鈴虫の終の宿
我が家の庭は雑草もだが、樹木も枝葉が鬱蒼と生い茂っている。
近所の方に、緑が深いですなーと、手入れの行き届かなさを皮肉られたくらいである。
一方、対面の屋敷も緑が深い。
この家は、折々しか家主が在宅しない。
庭木の手入れはどうしているものか。
あるいは裕福な家だけに、業者に任せているのか。
ほかに緑深い家は近所にはない。
時折、家の中にさえ、忍び込む。
銭湯帰りなど、明かりを灯した瞬間、足元を黒い影がチョロチョロと。
すわっ、ゴキブリか! と一瞬、驚くが、光沢の一切ない背中などからも、恐らくはコオロギだったのだろう。
真っ暗闇の、あちこちに隠れ忍ぶ場所が多い、格好の遊び場のはずが、突然の野暮な物音、そして眩い明かりにパニック状態になったろうことは、推測に難くない。
鈴虫は、特にその鳴き声には日本人は昔から親しみ、思い入れも深かったようだ。
短歌や俳句にも、その題材として、あるいは情の湧く契機として扱われてきた。
俳句では秋の季語である。
「鈴虫」から一部、転記させてもらう:
いづこにも草の枕を鈴虫はここを旅とも思はざらなん 伊勢
鈴蟲の聲ふりたつる秋の夜は哀にもののなりまさるかな 和泉式部
おもひおきし淺茅が露を分け入ればただわずかなる鈴虫の聲 西行
鈴虫や松明さきへ荷はせて 其角
鈴むしの鳴やころころと露の玉 暁台
すゞむしや手あらひするも蒔絵もの 暁台
秋の野に誰れ聞けとてかよもすがら聲降り立てて鈴蟲の鳴く 良寛
秋風の夜毎に寒くなるなべに枯野に残る鈴蟲の聲 良寛
飼ひ置きし鈴虫死で庵淋し 子規
鈴虫のひげをふりつつ買はれける 草城
鈴虫に須磨の人とて遙かかな かな女
鈴虫を聴く庭下駄を揃へあり 虚子
夫とふたり籠の鈴むし鳴きすぎる 貞
思ひさへ鳴く鈴蟲にはばかられ 汀女
鈴蟲のお伽に安き眠りかな みどり女

そういえば、夏のいつごろからだったろうか、畑仕事していると、不意に何かの昆虫を見かけたことが折々あった。
虫や動物の類は、畑だし、よく見かけるが、コオロギなどの虫が飛び出してくると、おやっと思ったりする。
雑草を刈り、実の生らなくなったキュウリやナス、ジャガイモ、トウモロコシなどを畑から一掃する。
裸の畑。
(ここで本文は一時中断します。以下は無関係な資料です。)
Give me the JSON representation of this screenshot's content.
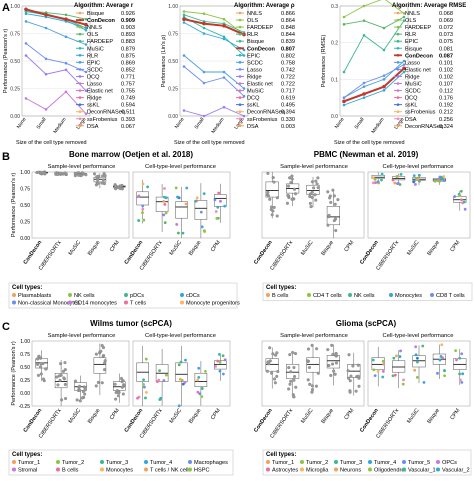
{
  "panels": {
    "A": "A",
    "B": "B",
    "C": "C"
  },
  "colors": {
    "ConDecon": "#c0392b",
    "others": [
      "#f08cb4",
      "#f5a05a",
      "#8cc63f",
      "#8cc63f",
      "#59b36b",
      "#3cb88f",
      "#30b8b0",
      "#2ea8d8",
      "#4aa0e0",
      "#6b8ef5",
      "#9b7df0",
      "#c877e0",
      "#e070c8",
      "#f06aa0",
      "#3f6fd9",
      "#ffb35c"
    ]
  },
  "chart_data": [
    {
      "type": "line",
      "panel": "A",
      "ylabel": "Performance (Pearson's r)",
      "xlabel": "Size of the cell type removed",
      "categories": [
        "None",
        "Small",
        "Medium",
        "Large"
      ],
      "ylim": [
        0,
        1.0
      ],
      "yticks": [
        "0.00",
        "0.25",
        "0.50",
        "0.75",
        "1.00"
      ],
      "legend_title": "Algorithm: Average r",
      "legend": [
        {
          "name": "Bisque",
          "value": "0.926"
        },
        {
          "name": "ConDecon",
          "value": "0.909",
          "bold": true
        },
        {
          "name": "NNLS",
          "value": "0.903"
        },
        {
          "name": "OLS",
          "value": "0.893"
        },
        {
          "name": "FARDEEP",
          "value": "0.883"
        },
        {
          "name": "MuSiC",
          "value": "0.879"
        },
        {
          "name": "RLR",
          "value": "0.875"
        },
        {
          "name": "EPIC",
          "value": "0.869"
        },
        {
          "name": "SCDC",
          "value": "0.852"
        },
        {
          "name": "DCQ",
          "value": "0.771"
        },
        {
          "name": "Lasso",
          "value": "0.757"
        },
        {
          "name": "Elastic net",
          "value": "0.755"
        },
        {
          "name": "Ridge",
          "value": "0.749"
        },
        {
          "name": "ssKL",
          "value": "0.594"
        },
        {
          "name": "DeconRNASeq",
          "value": "0.511"
        },
        {
          "name": "ssFrobenius",
          "value": "0.393"
        },
        {
          "name": "DSA",
          "value": "0.067"
        }
      ],
      "series": [
        {
          "name": "ConDecon",
          "values": [
            0.97,
            0.92,
            0.88,
            0.83
          ]
        },
        {
          "name": "Bisque",
          "values": [
            0.96,
            0.94,
            0.92,
            0.88
          ]
        },
        {
          "name": "NNLS",
          "values": [
            0.95,
            0.93,
            0.88,
            0.8
          ]
        },
        {
          "name": "OLS",
          "values": [
            0.95,
            0.92,
            0.87,
            0.78
          ]
        },
        {
          "name": "MuSiC",
          "values": [
            0.93,
            0.9,
            0.86,
            0.8
          ]
        },
        {
          "name": "Lasso",
          "values": [
            0.86,
            0.8,
            0.72,
            0.65
          ]
        },
        {
          "name": "DeconRNASeq",
          "values": [
            0.66,
            0.52,
            0.48,
            0.4
          ]
        },
        {
          "name": "ssFrobenius",
          "values": [
            0.55,
            0.38,
            0.42,
            0.23
          ]
        },
        {
          "name": "DSA",
          "values": [
            0.16,
            0.06,
            0.22,
            0.02
          ]
        }
      ]
    },
    {
      "type": "line",
      "panel": "A",
      "ylabel": "Performance (Lin's ρ)",
      "xlabel": "Size of the cell type removed",
      "categories": [
        "None",
        "Small",
        "Medium",
        "Large"
      ],
      "ylim": [
        0,
        1.0
      ],
      "yticks": [
        "0.00",
        "0.25",
        "0.50",
        "0.75",
        "1.00"
      ],
      "legend_title": "Algorithm: Average ρ",
      "legend": [
        {
          "name": "NNLS",
          "value": "0.866"
        },
        {
          "name": "OLS",
          "value": "0.864"
        },
        {
          "name": "FARDEEP",
          "value": "0.848"
        },
        {
          "name": "RLR",
          "value": "0.844"
        },
        {
          "name": "Bisque",
          "value": "0.839"
        },
        {
          "name": "ConDecon",
          "value": "0.807",
          "bold": true
        },
        {
          "name": "EPIC",
          "value": "0.802"
        },
        {
          "name": "SCDC",
          "value": "0.758"
        },
        {
          "name": "Lasso",
          "value": "0.742"
        },
        {
          "name": "Ridge",
          "value": "0.722"
        },
        {
          "name": "Elastic net",
          "value": "0.722"
        },
        {
          "name": "MuSiC",
          "value": "0.717"
        },
        {
          "name": "DCQ",
          "value": "0.619"
        },
        {
          "name": "ssKL",
          "value": "0.495"
        },
        {
          "name": "DeconRNASeq",
          "value": "0.394"
        },
        {
          "name": "ssFrobenius",
          "value": "0.330"
        },
        {
          "name": "DSA",
          "value": "0.003"
        }
      ],
      "series": [
        {
          "name": "NNLS",
          "values": [
            0.95,
            0.93,
            0.88,
            0.74
          ]
        },
        {
          "name": "ConDecon",
          "values": [
            0.88,
            0.84,
            0.82,
            0.74
          ]
        },
        {
          "name": "Bisque",
          "values": [
            0.92,
            0.86,
            0.84,
            0.76
          ]
        },
        {
          "name": "MuSiC",
          "values": [
            0.9,
            0.8,
            0.72,
            0.55
          ]
        },
        {
          "name": "Lasso",
          "values": [
            0.85,
            0.75,
            0.7,
            0.6
          ]
        },
        {
          "name": "DeconRNASeq",
          "values": [
            0.55,
            0.4,
            0.4,
            0.25
          ]
        },
        {
          "name": "ssFrobenius",
          "values": [
            0.45,
            0.3,
            0.35,
            0.18
          ]
        },
        {
          "name": "DSA",
          "values": [
            0.05,
            0.0,
            0.08,
            0.0
          ]
        }
      ]
    },
    {
      "type": "line",
      "panel": "A",
      "ylabel": "Performance (RMSE)",
      "xlabel": "Size of the cell type removed",
      "categories": [
        "None",
        "Small",
        "Medium",
        "Large"
      ],
      "ylim": [
        0,
        0.3
      ],
      "yticks": [
        "0.0",
        "0.1",
        "0.2",
        "0.3"
      ],
      "legend_title": "Algorithm: Average RMSE",
      "legend": [
        {
          "name": "NNLS",
          "value": "0.068"
        },
        {
          "name": "OLS",
          "value": "0.069"
        },
        {
          "name": "FARDEEP",
          "value": "0.072"
        },
        {
          "name": "RLR",
          "value": "0.073"
        },
        {
          "name": "EPIC",
          "value": "0.075"
        },
        {
          "name": "Bisque",
          "value": "0.081"
        },
        {
          "name": "ConDecon",
          "value": "0.087",
          "bold": true
        },
        {
          "name": "Lasso",
          "value": "0.101"
        },
        {
          "name": "Elastic net",
          "value": "0.102"
        },
        {
          "name": "Ridge",
          "value": "0.102"
        },
        {
          "name": "MuSiC",
          "value": "0.107"
        },
        {
          "name": "SCDC",
          "value": "0.112"
        },
        {
          "name": "DCQ",
          "value": "0.176"
        },
        {
          "name": "ssKL",
          "value": "0.192"
        },
        {
          "name": "ssFrobenius",
          "value": "0.212"
        },
        {
          "name": "DSA",
          "value": "0.256"
        },
        {
          "name": "DeconRNASeq",
          "value": "0.324"
        }
      ],
      "series": [
        {
          "name": "DeconRNASeq",
          "values": [
            0.27,
            0.3,
            0.32,
            0.28
          ]
        },
        {
          "name": "DSA",
          "values": [
            0.25,
            0.26,
            0.24,
            0.27
          ]
        },
        {
          "name": "ssFrobenius",
          "values": [
            0.12,
            0.22,
            0.18,
            0.26
          ]
        },
        {
          "name": "ConDecon",
          "values": [
            0.04,
            0.06,
            0.08,
            0.13
          ]
        },
        {
          "name": "NNLS",
          "values": [
            0.03,
            0.05,
            0.07,
            0.12
          ]
        },
        {
          "name": "MuSiC",
          "values": [
            0.05,
            0.08,
            0.1,
            0.15
          ]
        },
        {
          "name": "Lasso",
          "values": [
            0.05,
            0.09,
            0.11,
            0.14
          ]
        }
      ]
    },
    {
      "type": "box",
      "panel": "B",
      "title": "Bone marrow (Oetjen et al. 2018)",
      "ylabel": "Performance (Pearson's r)",
      "ylim": [
        0,
        1.0
      ],
      "yticks": [
        "0.00",
        "0.25",
        "0.50",
        "0.75",
        "1.00"
      ],
      "left_header": "Sample-level performance",
      "right_header": "Cell-type-level performance",
      "categories": [
        "ConDecon",
        "CIBERSORTx",
        "MuSiC",
        "Bisque",
        "CPM"
      ],
      "sample_level": [
        {
          "method": "ConDecon",
          "median": 0.99,
          "q1": 0.985,
          "q3": 0.995
        },
        {
          "method": "CIBERSORTx",
          "median": 0.98,
          "q1": 0.975,
          "q3": 0.985
        },
        {
          "method": "MuSiC",
          "median": 0.97,
          "q1": 0.965,
          "q3": 0.98
        },
        {
          "method": "Bisque",
          "median": 0.89,
          "q1": 0.85,
          "q3": 0.92
        },
        {
          "method": "CPM",
          "median": 0.78,
          "q1": 0.77,
          "q3": 0.79
        }
      ],
      "celltype_level": [
        {
          "method": "ConDecon",
          "median": 0.62,
          "q1": 0.5,
          "q3": 0.7
        },
        {
          "method": "CIBERSORTx",
          "median": 0.55,
          "q1": 0.4,
          "q3": 0.62
        },
        {
          "method": "MuSiC",
          "median": 0.47,
          "q1": 0.3,
          "q3": 0.55
        },
        {
          "method": "Bisque",
          "median": 0.45,
          "q1": 0.28,
          "q3": 0.57
        },
        {
          "method": "CPM",
          "median": 0.6,
          "q1": 0.48,
          "q3": 0.66
        }
      ],
      "legend_title": "Cell types:",
      "legend": [
        "Plasmablasts",
        "NK cells",
        "pDCs",
        "cDCs",
        "Non-classical Monocytes",
        "CD14 monocytes",
        "T cells",
        "Monocyte progenitors"
      ]
    },
    {
      "type": "box",
      "panel": "B",
      "title": "PBMC (Newman et al. 2019)",
      "ylim": [
        0,
        1.0
      ],
      "left_header": "Sample-level performance",
      "right_header": "Cell-type-level performance",
      "categories": [
        "ConDecon",
        "CIBERSORTx",
        "MuSiC",
        "Bisque",
        "CPM"
      ],
      "sample_level": [
        {
          "method": "ConDecon",
          "median": 0.72,
          "q1": 0.62,
          "q3": 0.85
        },
        {
          "method": "CIBERSORTx",
          "median": 0.75,
          "q1": 0.68,
          "q3": 0.82
        },
        {
          "method": "MuSiC",
          "median": 0.72,
          "q1": 0.66,
          "q3": 0.8
        },
        {
          "method": "Bisque",
          "median": 0.32,
          "q1": 0.2,
          "q3": 0.48
        },
        {
          "method": "CPM",
          "median": null
        }
      ],
      "celltype_level": [
        {
          "method": "ConDecon",
          "median": 0.92,
          "q1": 0.9,
          "q3": 0.95
        },
        {
          "method": "CIBERSORTx",
          "median": 0.9,
          "q1": 0.88,
          "q3": 0.93
        },
        {
          "method": "MuSiC",
          "median": 0.89,
          "q1": 0.87,
          "q3": 0.92
        },
        {
          "method": "Bisque",
          "median": 0.88,
          "q1": 0.86,
          "q3": 0.9
        },
        {
          "method": "CPM",
          "median": 0.58,
          "q1": 0.54,
          "q3": 0.63
        }
      ],
      "legend_title": "Cell types:",
      "legend": [
        "B cells",
        "CD4 T cells",
        "NK cells",
        "Monocytes",
        "CD8 T cells"
      ]
    },
    {
      "type": "box",
      "panel": "C",
      "title": "Wilms tumor (scPCA)",
      "ylabel": "Performance (Pearson's r)",
      "ylim": [
        -0.25,
        1.0
      ],
      "yticks": [
        "-0.25",
        "0.00",
        "0.25",
        "0.50",
        "0.75",
        "1.00"
      ],
      "left_header": "Sample-level performance",
      "right_header": "Cell-type-level performance",
      "categories": [
        "ConDecon",
        "CIBERSORTx",
        "MuSiC",
        "Bisque",
        "CPM"
      ],
      "sample_level": [
        {
          "method": "ConDecon",
          "median": 0.58,
          "q1": 0.48,
          "q3": 0.66
        },
        {
          "method": "CIBERSORTx",
          "median": 0.22,
          "q1": 0.1,
          "q3": 0.38
        },
        {
          "method": "MuSiC",
          "median": 0.12,
          "q1": 0.05,
          "q3": 0.2
        },
        {
          "method": "Bisque",
          "median": 0.55,
          "q1": 0.38,
          "q3": 0.68
        },
        {
          "method": "CPM",
          "median": 0.12,
          "q1": 0.05,
          "q3": 0.22
        }
      ],
      "celltype_level": [
        {
          "method": "ConDecon",
          "median": 0.4,
          "q1": 0.22,
          "q3": 0.58
        },
        {
          "method": "CIBERSORTx",
          "median": 0.38,
          "q1": 0.22,
          "q3": 0.55
        },
        {
          "method": "MuSiC",
          "median": 0.36,
          "q1": 0.22,
          "q3": 0.58
        },
        {
          "method": "Bisque",
          "median": 0.22,
          "q1": 0.12,
          "q3": 0.38
        },
        {
          "method": "CPM",
          "median": 0.55,
          "q1": 0.46,
          "q3": 0.62
        }
      ],
      "legend_title": "Cell types:",
      "legend": [
        "Tumor_1",
        "Tumor_2",
        "Tumor_3",
        "Tumor_4",
        "Macrophages",
        "Stromal",
        "B cells",
        "Monocytes",
        "T cells / NK cells",
        "HSPC"
      ]
    },
    {
      "type": "box",
      "panel": "C",
      "title": "Glioma (scPCA)",
      "ylim": [
        -0.25,
        1.0
      ],
      "left_header": "Sample-level performance",
      "right_header": "Cell-type-level performance",
      "categories": [
        "ConDecon",
        "CIBERSORTx",
        "MuSiC",
        "Bisque",
        "CPM"
      ],
      "sample_level": [
        {
          "method": "ConDecon",
          "median": 0.55,
          "q1": 0.42,
          "q3": 0.66
        },
        {
          "method": "CIBERSORTx",
          "median": 0.4,
          "q1": 0.28,
          "q3": 0.55
        },
        {
          "method": "MuSiC",
          "median": 0.55,
          "q1": 0.4,
          "q3": 0.68
        },
        {
          "method": "Bisque",
          "median": 0.62,
          "q1": 0.48,
          "q3": 0.72
        },
        {
          "method": "CPM",
          "median": 0.42,
          "q1": 0.3,
          "q3": 0.55
        }
      ],
      "celltype_level": [
        {
          "method": "ConDecon",
          "median": 0.55,
          "q1": 0.45,
          "q3": 0.68
        },
        {
          "method": "CIBERSORTx",
          "median": 0.5,
          "q1": 0.4,
          "q3": 0.62
        },
        {
          "method": "MuSiC",
          "median": 0.62,
          "q1": 0.5,
          "q3": 0.72
        },
        {
          "method": "Bisque",
          "median": 0.65,
          "q1": 0.55,
          "q3": 0.75
        },
        {
          "method": "CPM",
          "median": 0.55,
          "q1": 0.45,
          "q3": 0.66
        }
      ],
      "legend_title": "Cell types:",
      "legend": [
        "Tumor_1",
        "Tumor_2",
        "Tumor_3",
        "Tumor_4",
        "Tumor_5",
        "OPCs",
        "Astrocytes",
        "Microglia",
        "Neurons",
        "Oligodendro.",
        "Vascular_1",
        "Vascular_2"
      ]
    }
  ]
}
まして、今年は防草シートを、来年、植える部分を除いて、一面に張り巡らした。
コオロギに限らず、虫たちの居場所が随分と乏しくなった。
一方、庭のほうは、雑草とは云いかねる、花の季節の終わった、草花が鬱蒼と言っていいほどに茂っている。
鈴虫たちの恰好の隠れ場所である。
こちらのほうまで小奇麗にはしたくない。
庭のある家は近所でも少なからずある。
でも、我が家ほど深い緑の家はない(云うまでもなく、褒められる意味で深いと言っているわけじゃない)!
怠惰の言い訳のようでもあるが、結構、本音でもある。